The Approval Rating Honeymoon: Why It's Shorter Than You Think
By Thomas Reed , February 4, 2025
Topic: Polling Analysis
The conventional wisdom holds that new presidents enjoy a "honeymoon period" of elevated approval ratings lasting 60–100 days. The conventional wisdom is wrong, or at least outdated. The honeymoon has been shrinking since 1981 and may now be functionally extinct.
WHAT HAPPENED
- Gallup's first post-inauguration tracking poll (Jan 22–28): 47% approve, 45% disapprove
- This is the lowest initial approval rating since Gallup began inaugural tracking in 1953
- Net approval: +2 (compared to Obama's +44, Bush's +27, Clinton's +33 at the same point)
- Partisan gap: 91% Republican approval, 5% Democratic approval (86-point gap, a record)
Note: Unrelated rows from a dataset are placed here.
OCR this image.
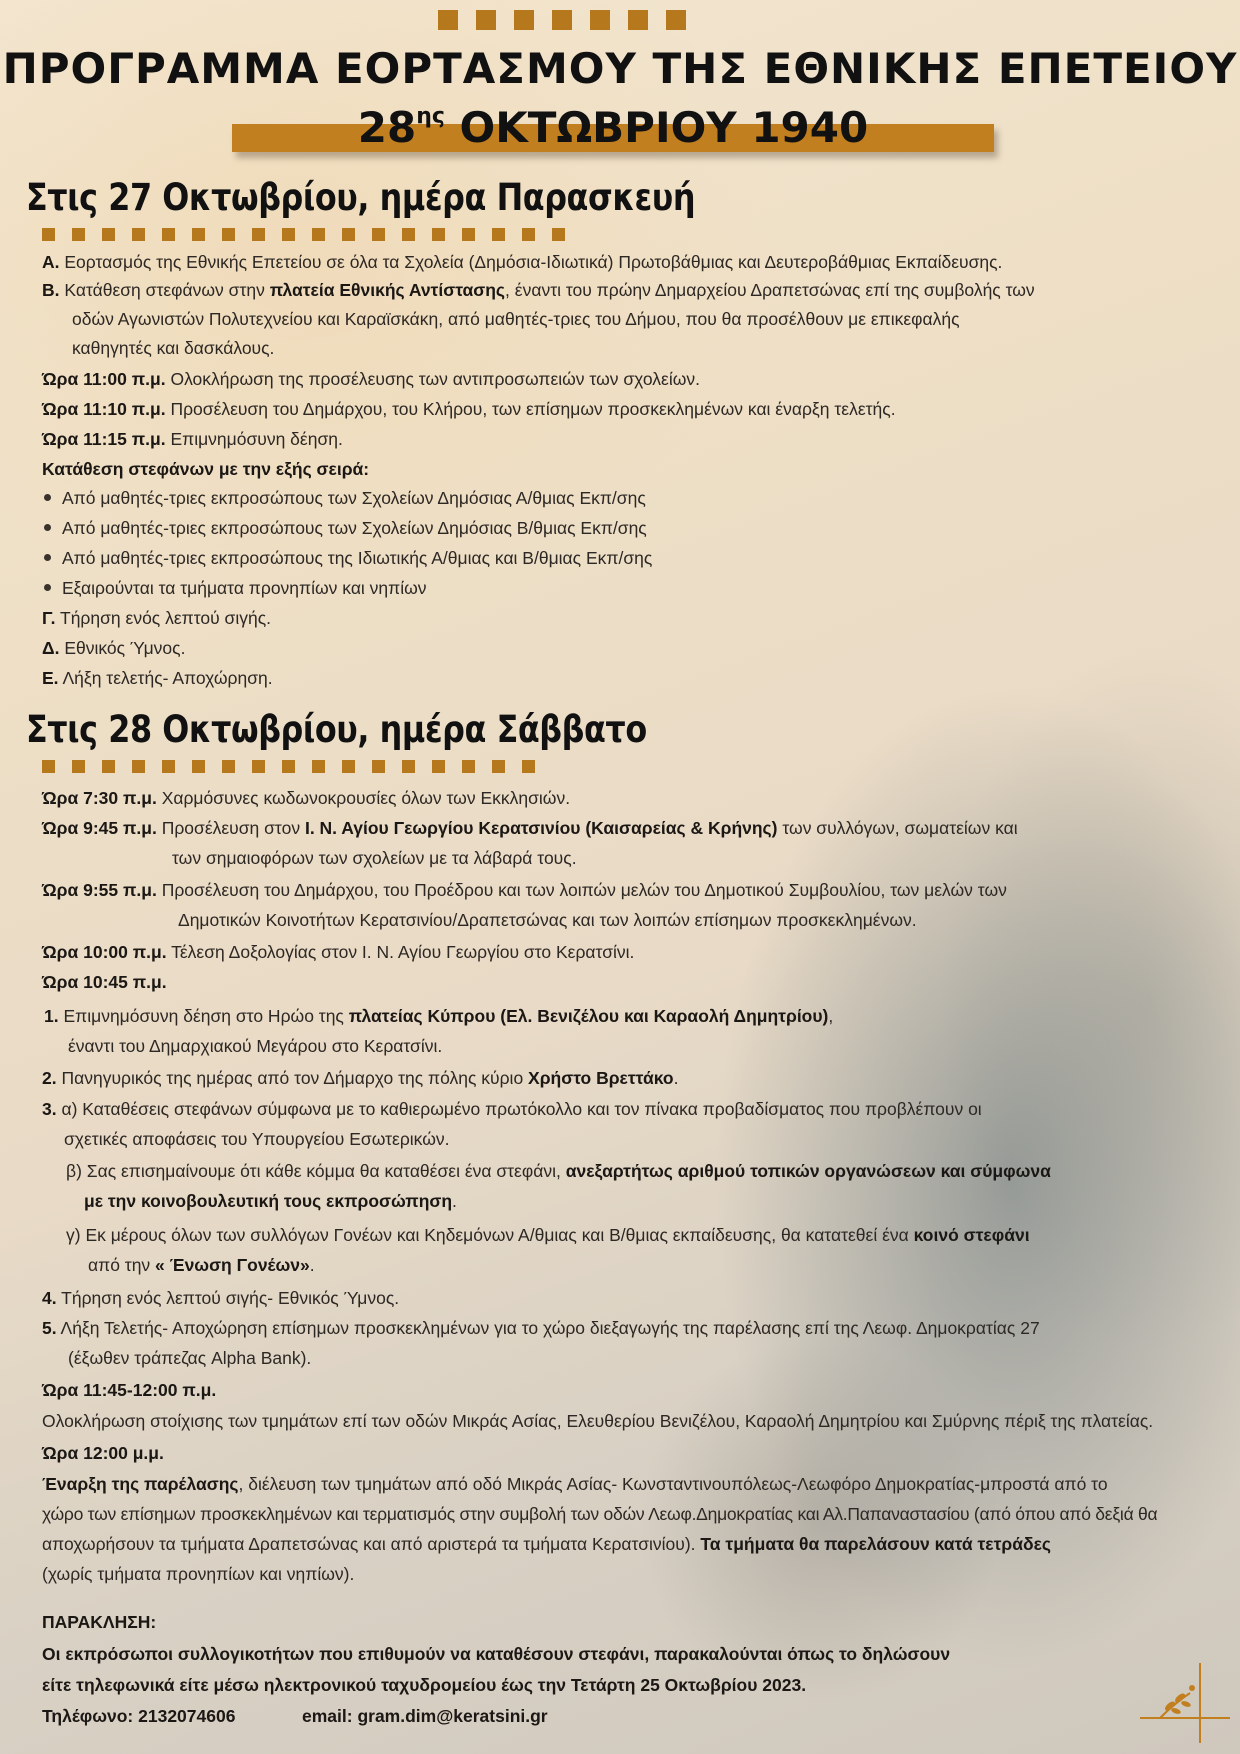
ΠΡΟΓΡΑΜΜΑ ΕΟΡΤΑΣΜΟΥ ΤΗΣ ΕΘΝΙΚΗΣ ΕΠΕΤΕΙΟΥ
$28^{\eta\varsigma}$ ΟΚΤΩΒΡΙΟΥ 1940
Στις 27 Οκτωβρίου, ημέρα Παρασκευή
Α. Εορτασμός της Εθνικής Επετείου σε όλα τα Σχολεία (Δημόσια-Ιδιωτικά) Πρωτοβάθμιας και Δευτεροβάθμιας Εκπαίδευσης.
Β. Κατάθεση στεφάνων στην πλατεία Εθνικής Αντίστασης, έναντι του πρώην Δημαρχείου Δραπετσώνας επί της συμβολής των
οδών Αγωνιστών Πολυτεχνείου και Καραϊσκάκη, από μαθητές-τριες του Δήμου, που θα προσέλθουν με επικεφαλής
καθηγητές και δασκάλους.
Ώρα 11:00 π.μ. Ολοκλήρωση της προσέλευσης των αντιπροσωπειών των σχολείων.
Ώρα 11:10 π.μ. Προσέλευση του Δημάρχου, του Κλήρου, των επίσημων προσκεκλημένων και έναρξη τελετής.
Ώρα 11:15 π.μ. Επιμνημόσυνη δέηση.
Κατάθεση στεφάνων με την εξής σειρά:
Από μαθητές-τριες εκπροσώπους των Σχολείων Δημόσιας Α/θμιας Εκπ/σης
Από μαθητές-τριες εκπροσώπους των Σχολείων Δημόσιας Β/θμιας Εκπ/σης
Από μαθητές-τριες εκπροσώπους της Ιδιωτικής Α/θμιας και Β/θμιας Εκπ/σης
Εξαιρούνται τα τμήματα προνηπίων και νηπίων
Γ. Τήρηση ενός λεπτού σιγής.
Δ. Εθνικός Ύμνος.
Ε. Λήξη τελετής- Αποχώρηση.
Στις 28 Οκτωβρίου, ημέρα Σάββατο
Ώρα 7:30 π.μ. Χαρμόσυνες κωδωνοκρουσίες όλων των Εκκλησιών.
Ώρα 9:45 π.μ. Προσέλευση στον Ι. Ν. Αγίου Γεωργίου Κερατσινίου (Καισαρείας & Κρήνης) των συλλόγων, σωματείων και
των σημαιοφόρων των σχολείων με τα λάβαρά τους.
Ώρα 9:55 π.μ. Προσέλευση του Δημάρχου, του Προέδρου και των λοιπών μελών του Δημοτικού Συμβουλίου, των μελών των
Δημοτικών Κοινοτήτων Κερατσινίου/Δραπετσώνας και των λοιπών επίσημων προσκεκλημένων.
Ώρα 10:00 π.μ. Τέλεση Δοξολογίας στον Ι. Ν. Αγίου Γεωργίου στο Κερατσίνι.
Ώρα 10:45 π.μ.
1. Επιμνημόσυνη δέηση στο Ηρώο της πλατείας Κύπρου (Ελ. Βενιζέλου και Καραολή Δημητρίου),
έναντι του Δημαρχιακού Μεγάρου στο Κερατσίνι.
2. Πανηγυρικός της ημέρας από τον Δήμαρχο της πόλης κύριο Χρήστο Βρεττάκο.
3. α) Καταθέσεις στεφάνων σύμφωνα με το καθιερωμένο πρωτόκολλο και τον πίνακα προβαδίσματος που προβλέπουν οι
σχετικές αποφάσεις του Υπουργείου Εσωτερικών.
β) Σας επισημαίνουμε ότι κάθε κόμμα θα καταθέσει ένα στεφάνι, ανεξαρτήτως αριθμού τοπικών οργανώσεων και σύμφωνα
με την κοινοβουλευτική τους εκπροσώπηση.
γ) Εκ μέρους όλων των συλλόγων Γονέων και Κηδεμόνων Α/θμιας και Β/θμιας εκπαίδευσης, θα κατατεθεί ένα κοινό στεφάνι
από την « Ένωση Γονέων».
4. Τήρηση ενός λεπτού σιγής- Εθνικός Ύμνος.
5. Λήξη Τελετής- Αποχώρηση επίσημων προσκεκλημένων για το χώρο διεξαγωγής της παρέλασης επί της Λεωφ. Δημοκρατίας 27
(έξωθεν τράπεζας Alpha Bank).
Ώρα 11:45-12:00 π.μ.
Ολοκλήρωση στοίχισης των τμημάτων επί των οδών Μικράς Ασίας, Ελευθερίου Βενιζέλου, Καραολή Δημητρίου και Σμύρνης πέριξ της πλατείας.
Ώρα 12:00 μ.μ.
Έναρξη της παρέλασης, διέλευση των τμημάτων από οδό Μικράς Ασίας- Κωνσταντινουπόλεως-Λεωφόρο Δημοκρατίας-μπροστά από το
χώρο των επίσημων προσκεκλημένων και τερματισμός στην συμβολή των οδών Λεωφ.Δημοκρατίας και Αλ.Παπαναστασίου (από όπου από δεξιά θα
αποχωρήσουν τα τμήματα Δραπετσώνας και από αριστερά τα τμήματα Κερατσινίου). Τα τμήματα θα παρελάσουν κατά τετράδες
(χωρίς τμήματα προνηπίων και νηπίων).
ΠΑΡΑΚΛΗΣΗ:
Οι εκπρόσωποι συλλογικοτήτων που επιθυμούν να καταθέσουν στεφάνι, παρακαλούνται όπως το δηλώσουν
είτε τηλεφωνικά είτε μέσω ηλεκτρονικού ταχυδρομείου έως την Τετάρτη 25 Οκτωβρίου 2023.
Τηλέφωνο: 2132074606	email: gram.dim@keratsini.gr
THE NUMBERS BEHIND THE NUMBER
The honeymoon period was never about the president. It was about the opposition's willingness to extend goodwill. In 1961, 49% of Republicans approved of Kennedy after inauguration. In 2009, 41% of Republicans approved of Obama. In 2025, 5% of Democrats approve of Trump. The honeymoon has not shortened because presidents have gotten worse. It has shortened because partisanship has eliminated the cross-party goodwill that produced it.
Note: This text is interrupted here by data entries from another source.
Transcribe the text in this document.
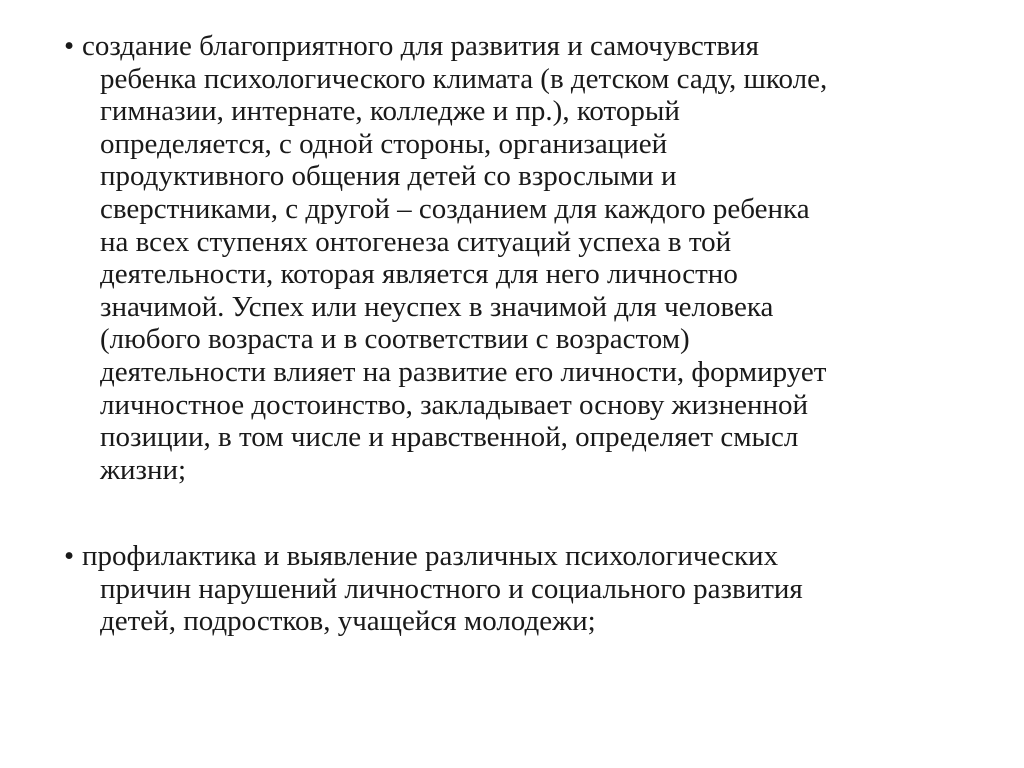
• создание благоприятного для развития и самочувствия

ребенка психологического климата (в детском саду, школе,

гимназии, интернате, колледже и пр.), который

определяется, с одной стороны, организацией

продуктивного общения детей со взрослыми и

сверстниками, с другой – созданием для каждого ребенка

на всех ступенях онтогенеза ситуаций успеха в той

деятельности, которая является для него личностно

значимой. Успех или неуспех в значимой для человека

(любого возраста и в соответствии с возрастом)

деятельности влияет на развитие его личности, формирует

личностное достоинство, закладывает основу жизненной

позиции, в том числе и нравственной, определяет смысл

жизни;

• профилактика и выявление различных психологических

причин нарушений личностного и социального развития

детей, подростков, учащейся молодежи;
The mathematical consequence is that approval ratings have a much lower ceiling than they once did. A president who begins at 47% with a 86-point partisan gap has essentially no room to grow — gaining approval among the opposition requires converting people who have already declared their opposition before a single policy has been implemented.
THE MODEL IMPLICATIONS
For forecasting purposes, the collapse of the honeymoon means three things:
1. Initial approval ratings are more predictive of midterm outcomes than they were historically, because there is less variance in the first year
2. "Rally around the flag" effects are smaller because the baseline of cross-party support is lower
3. Approval floors are higher (the president cannot fall below ~35% because partisan loyalty is stronger), but approval ceilings are lower (~52% is the practical maximum)
POLLERBULL SIGNAL
- What moves odds: The 47% initial approval is already weighted in our 2026 midterm model. At current trajectory, the model projects a first-midterm approval range of 38–44%, which historically corresponds to a loss of 20–35 House seats.
- What would falsify this: If approval rises above 50% within 6 months without an external crisis (war, pandemic), the partisan ceiling has been breached and models need recalibration.